As minhas memórias da guerra
- Em breve completarei 40 anos. Mas a minha 1ª memória de guerra (de criança) resultou duma experiência ocorrida numa tarde de Sábado ou Domingo à tarde.. - em que visitei um certo "Museu de Guerra" - pela mão do Tio Quim - autor alí do Memórias Futuras -. Nesse museu - viam-se peças de guerra do tempo da II Guerra Mundial; ao mesmo tempo que despontavam as guerras de libertação no chamado Ultramar português, ao lado doutras guerras no mundo - como a do Vietnam - que foi um "berbicacho" para os EUA.
- Dentro desse museu - do alto dos meus 7/8 anos corria que nem um desalmado - percorrendo todos os dispositivos de guerra alí expostos: tocava-lhes, cheirava-os, admirava-os. Completava essa azáfama excitante experimentando a cadeira de um helicóptero que permitia fazer disparos que em função da habilidade de cada visitante tinha os seus scores ou pontuações. Era, pois, um convite à energia de guerra, toda aquela exposição de material bélico era uma encenação da própria guerra.
- Ao sentar-me naquela cadeira de disparo recriava automáticamente na minha mente imagens de guerra, bombardeamentos de cidades, vilas e aldeias, matando crianças, adultos e velhos, destruindo culturas e animais indispensáveis à sobrevivência humana de todas aquelas comunidades. Tudo isso decorria enquanto não havia (ainda) video-jogos nem TV a cores. Muitas crianças como eu se perfilavam naquela cadeira aguardando a sua vez para exercitar o campo de tiro - em extâse... por entre aquela galeria de velhas relíquias de high-Tech.
- Sucede, porém, que à saída do museu onde decorria essa exposição de aparelhos de guerra - na altura venerados por quase todos - fiquei confuso, pois deparei-me com um grupo alargado de homens e mulheres - empunhando placas e letreiros (inspiradores dos modernos Outdoors) revoltando-se contra as guerras de então e, em especial, contra aquela exposição em concreto que decorria naquele museu - que permitia a miúdos como eu satisfazerem as suas pulsões de morte carregando no gatilho a torto e a direito.

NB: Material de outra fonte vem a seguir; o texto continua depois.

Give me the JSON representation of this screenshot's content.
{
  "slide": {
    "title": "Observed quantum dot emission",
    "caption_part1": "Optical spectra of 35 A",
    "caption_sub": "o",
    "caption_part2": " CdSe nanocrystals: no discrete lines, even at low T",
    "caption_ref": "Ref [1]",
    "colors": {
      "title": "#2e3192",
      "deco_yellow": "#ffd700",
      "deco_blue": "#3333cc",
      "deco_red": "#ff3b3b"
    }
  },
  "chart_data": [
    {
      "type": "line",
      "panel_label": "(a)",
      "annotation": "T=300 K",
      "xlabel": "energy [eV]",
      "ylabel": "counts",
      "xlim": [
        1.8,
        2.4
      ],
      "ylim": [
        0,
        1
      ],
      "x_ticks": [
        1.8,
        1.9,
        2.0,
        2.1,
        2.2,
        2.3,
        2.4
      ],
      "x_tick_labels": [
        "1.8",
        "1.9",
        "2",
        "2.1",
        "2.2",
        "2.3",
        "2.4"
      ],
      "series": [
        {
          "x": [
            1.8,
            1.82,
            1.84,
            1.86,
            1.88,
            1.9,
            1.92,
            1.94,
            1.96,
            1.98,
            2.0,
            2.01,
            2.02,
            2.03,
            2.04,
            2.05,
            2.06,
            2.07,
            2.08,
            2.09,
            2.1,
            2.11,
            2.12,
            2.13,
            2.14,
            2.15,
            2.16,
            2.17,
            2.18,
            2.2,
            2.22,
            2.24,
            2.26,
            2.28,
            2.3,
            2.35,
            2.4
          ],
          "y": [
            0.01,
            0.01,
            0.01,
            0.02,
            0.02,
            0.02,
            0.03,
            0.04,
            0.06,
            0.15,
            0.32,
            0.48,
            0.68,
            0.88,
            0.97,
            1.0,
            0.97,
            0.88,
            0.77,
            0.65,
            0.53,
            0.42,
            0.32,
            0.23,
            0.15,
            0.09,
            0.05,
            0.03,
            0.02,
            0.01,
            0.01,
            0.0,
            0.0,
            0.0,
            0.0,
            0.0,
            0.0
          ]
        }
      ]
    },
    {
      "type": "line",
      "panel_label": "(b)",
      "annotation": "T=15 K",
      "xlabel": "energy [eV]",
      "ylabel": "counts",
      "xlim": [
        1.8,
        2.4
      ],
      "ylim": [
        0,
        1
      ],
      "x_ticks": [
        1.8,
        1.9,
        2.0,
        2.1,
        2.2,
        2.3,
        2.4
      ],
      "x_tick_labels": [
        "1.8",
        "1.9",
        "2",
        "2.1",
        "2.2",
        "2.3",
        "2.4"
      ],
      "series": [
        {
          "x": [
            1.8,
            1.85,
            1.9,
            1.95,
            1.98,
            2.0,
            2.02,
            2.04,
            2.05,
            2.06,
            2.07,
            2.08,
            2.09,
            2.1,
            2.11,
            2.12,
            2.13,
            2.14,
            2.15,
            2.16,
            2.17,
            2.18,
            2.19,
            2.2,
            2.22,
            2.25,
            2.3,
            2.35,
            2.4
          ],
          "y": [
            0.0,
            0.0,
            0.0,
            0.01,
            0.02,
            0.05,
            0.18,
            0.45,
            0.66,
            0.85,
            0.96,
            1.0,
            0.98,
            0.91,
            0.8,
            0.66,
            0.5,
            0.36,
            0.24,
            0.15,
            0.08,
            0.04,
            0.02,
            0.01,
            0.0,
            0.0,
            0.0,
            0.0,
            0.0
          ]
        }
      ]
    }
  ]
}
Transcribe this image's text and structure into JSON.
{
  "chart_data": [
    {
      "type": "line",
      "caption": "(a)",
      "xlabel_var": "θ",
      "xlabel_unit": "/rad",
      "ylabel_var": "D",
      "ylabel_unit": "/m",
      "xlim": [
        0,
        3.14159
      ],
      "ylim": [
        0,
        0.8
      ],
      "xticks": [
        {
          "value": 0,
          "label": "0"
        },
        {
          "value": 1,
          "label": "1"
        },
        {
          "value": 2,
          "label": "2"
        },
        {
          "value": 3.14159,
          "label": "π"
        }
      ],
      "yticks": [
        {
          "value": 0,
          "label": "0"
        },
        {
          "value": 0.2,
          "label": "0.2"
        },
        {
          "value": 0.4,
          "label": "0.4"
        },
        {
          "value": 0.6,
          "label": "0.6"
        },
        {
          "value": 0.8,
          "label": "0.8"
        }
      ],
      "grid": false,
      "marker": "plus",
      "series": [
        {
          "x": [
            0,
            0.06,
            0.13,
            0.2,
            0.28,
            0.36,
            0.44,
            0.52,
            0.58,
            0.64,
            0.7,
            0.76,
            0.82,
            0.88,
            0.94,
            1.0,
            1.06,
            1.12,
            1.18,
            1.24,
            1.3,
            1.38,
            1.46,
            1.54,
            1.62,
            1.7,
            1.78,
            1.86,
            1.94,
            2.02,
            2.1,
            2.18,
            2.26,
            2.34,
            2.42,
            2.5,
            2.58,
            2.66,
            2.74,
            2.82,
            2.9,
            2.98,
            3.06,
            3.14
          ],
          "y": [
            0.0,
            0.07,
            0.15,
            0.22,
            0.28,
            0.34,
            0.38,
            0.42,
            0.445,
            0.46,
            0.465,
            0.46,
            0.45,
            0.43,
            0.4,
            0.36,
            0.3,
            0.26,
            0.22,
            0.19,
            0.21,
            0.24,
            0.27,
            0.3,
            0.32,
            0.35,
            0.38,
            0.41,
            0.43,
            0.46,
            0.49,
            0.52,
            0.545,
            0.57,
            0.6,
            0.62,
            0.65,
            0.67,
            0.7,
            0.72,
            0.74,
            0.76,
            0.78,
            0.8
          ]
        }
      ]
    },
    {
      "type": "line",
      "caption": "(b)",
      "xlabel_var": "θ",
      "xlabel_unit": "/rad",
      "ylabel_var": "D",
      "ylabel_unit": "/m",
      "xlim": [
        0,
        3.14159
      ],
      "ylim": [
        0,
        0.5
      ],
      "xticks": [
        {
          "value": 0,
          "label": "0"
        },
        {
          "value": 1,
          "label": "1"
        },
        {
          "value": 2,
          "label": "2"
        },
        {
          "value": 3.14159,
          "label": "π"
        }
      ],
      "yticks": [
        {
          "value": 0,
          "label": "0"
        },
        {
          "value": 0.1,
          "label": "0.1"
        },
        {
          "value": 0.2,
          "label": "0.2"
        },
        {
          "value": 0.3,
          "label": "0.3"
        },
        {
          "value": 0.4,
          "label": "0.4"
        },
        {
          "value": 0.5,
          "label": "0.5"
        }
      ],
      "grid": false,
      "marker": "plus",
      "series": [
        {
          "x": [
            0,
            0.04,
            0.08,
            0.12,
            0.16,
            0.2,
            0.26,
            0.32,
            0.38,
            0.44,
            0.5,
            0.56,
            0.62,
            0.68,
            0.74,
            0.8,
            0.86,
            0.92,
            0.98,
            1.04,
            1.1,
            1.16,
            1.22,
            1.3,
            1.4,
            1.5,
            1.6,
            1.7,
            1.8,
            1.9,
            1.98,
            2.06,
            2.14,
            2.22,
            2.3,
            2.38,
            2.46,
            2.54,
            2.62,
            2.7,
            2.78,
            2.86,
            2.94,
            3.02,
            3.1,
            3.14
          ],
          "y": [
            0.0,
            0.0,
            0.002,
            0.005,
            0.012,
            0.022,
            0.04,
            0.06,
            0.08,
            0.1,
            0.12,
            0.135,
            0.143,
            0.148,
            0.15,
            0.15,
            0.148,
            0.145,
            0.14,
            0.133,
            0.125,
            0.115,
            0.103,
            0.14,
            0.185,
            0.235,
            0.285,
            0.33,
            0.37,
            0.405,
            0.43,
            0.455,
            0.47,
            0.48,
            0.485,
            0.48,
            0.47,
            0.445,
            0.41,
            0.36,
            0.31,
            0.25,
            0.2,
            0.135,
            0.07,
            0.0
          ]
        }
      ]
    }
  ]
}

- Politicos de esquerda, sindicalistas, católicos, líderes da sociedade civil e membros da população em geral - todos se revoltavam contra aquela exposição de guerra promovida pelo museu de Guerra que então visitara - e que, segundo aqueles protestantes não era mais do que um elogio macabro da morte.
- Hoje, à medida que as guerras se tornam mais reais e matam mais pessoas, compreendo as razões daquele protesto contra aquele tipo de divertimentos pela destruição, pela promoção dos chamados sistemas da morte do III milénio.
- Hoje, volvidos cerca de 30 anos, compreendo bem as razões contra aquele protesto que visava pôr fim à simulação da morte promovida por aquele museu, por incutir nas crianças, nos jovens e nos adultos que o visitavam uma certa ideia de "divertimento" cujo fito era banalizar e trivializar a guerra e o próprio valor da vida.
- Eis as minhas memórias de guerra vivenciadas ao lado de meu tio (a quem dedico estas memórias) - que as experimentou de muitas outras maneiras. Mas ao vermos as imagens de guerra (israelo-árabe) que hoje nos tiram o apetite à hora das refeições - percebi que devemos pensar que a Guerra é um Inferno e, por essa razão, devemos entender que ambos os lados estão morrendo por aquilo em que acreditam e por aquilo a que julgam ter direito. Nem que para isso tenham de pagar a factura com as suas próprias vidas. Isto dá-me que pensar, mesmo sabendo que a guerra é, de facto, um inferno.